Tribute
05.05.’04
I
have just been reading yet another glowing obituary of Paul Hamburger, an
amazing pianist, accompanist and coach who died on April 11th this year. My
tribute to the great man is meagre in comparison except to say I have lost not
only a most valued coach but a dear friend from whom I received unstinting
encouragement and with whom I shared many a giggle.
I first met Paul at Summer Music International when I studied in his Lieder c
lasses. I somewhat shamefacedly asked if he would coach me and he
immediately invited me to spend time in his lovely Somerset home grumbling that
it could hardly be called a visit if it was less than five or six days! Food was
high on the agenda every time I visited but so was listening to music and
sharing stories but what a privilege to stand at his piano and experience him
breathing new life into songs and arias with insights not only into the music
itself but also the composers and their lives. He would say: ‘‘Sing what isn’t
there. He only wrote it like that because of the limitations of musical
notation. Sing what it means.’’ I only hope my interpretations do him justice
and in some measure reflect what a great teacher he was.
I miss him very much, although I only really knew him later in his life.
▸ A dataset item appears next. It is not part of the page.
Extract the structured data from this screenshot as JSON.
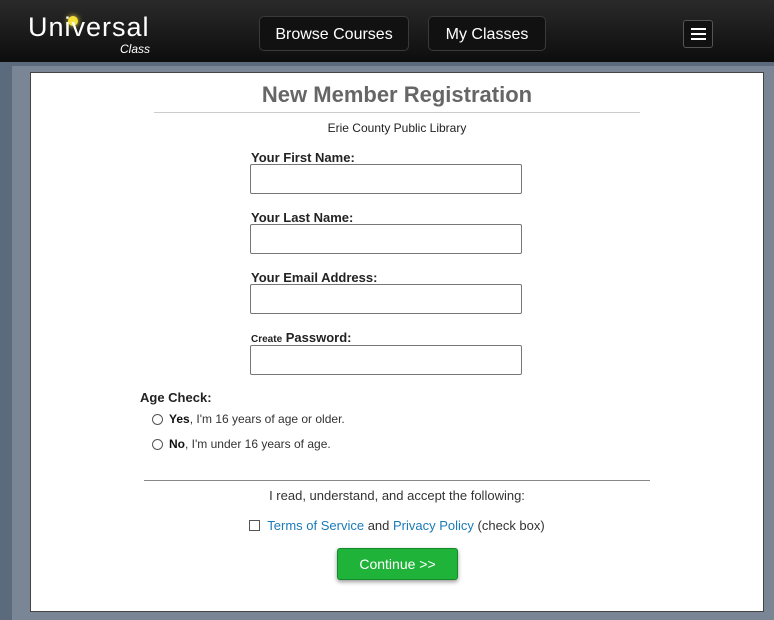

There
will be memories of struggling to get him into the car to take him to keep a
doctor’s appointment or shopping at the local store, ringing to ask his advice
and receiving lengthy letters with impossibly long lists of repertoire and he
isn’t there to tell me how much he enjoys listening to me (although I understand
he says that to all his students!!) but what an encourager and enabler he was.
Once , when singing ‘Die Forelle’ for him, he put my tempo at the top of the
page alongside ‘Elizabeth’ and ‘Janet’ - such exalted company. My treasured
possession is a video of Paul accompanying me in a concert in his beloved
Austria in summer 2002 when I was in reality in exalted company.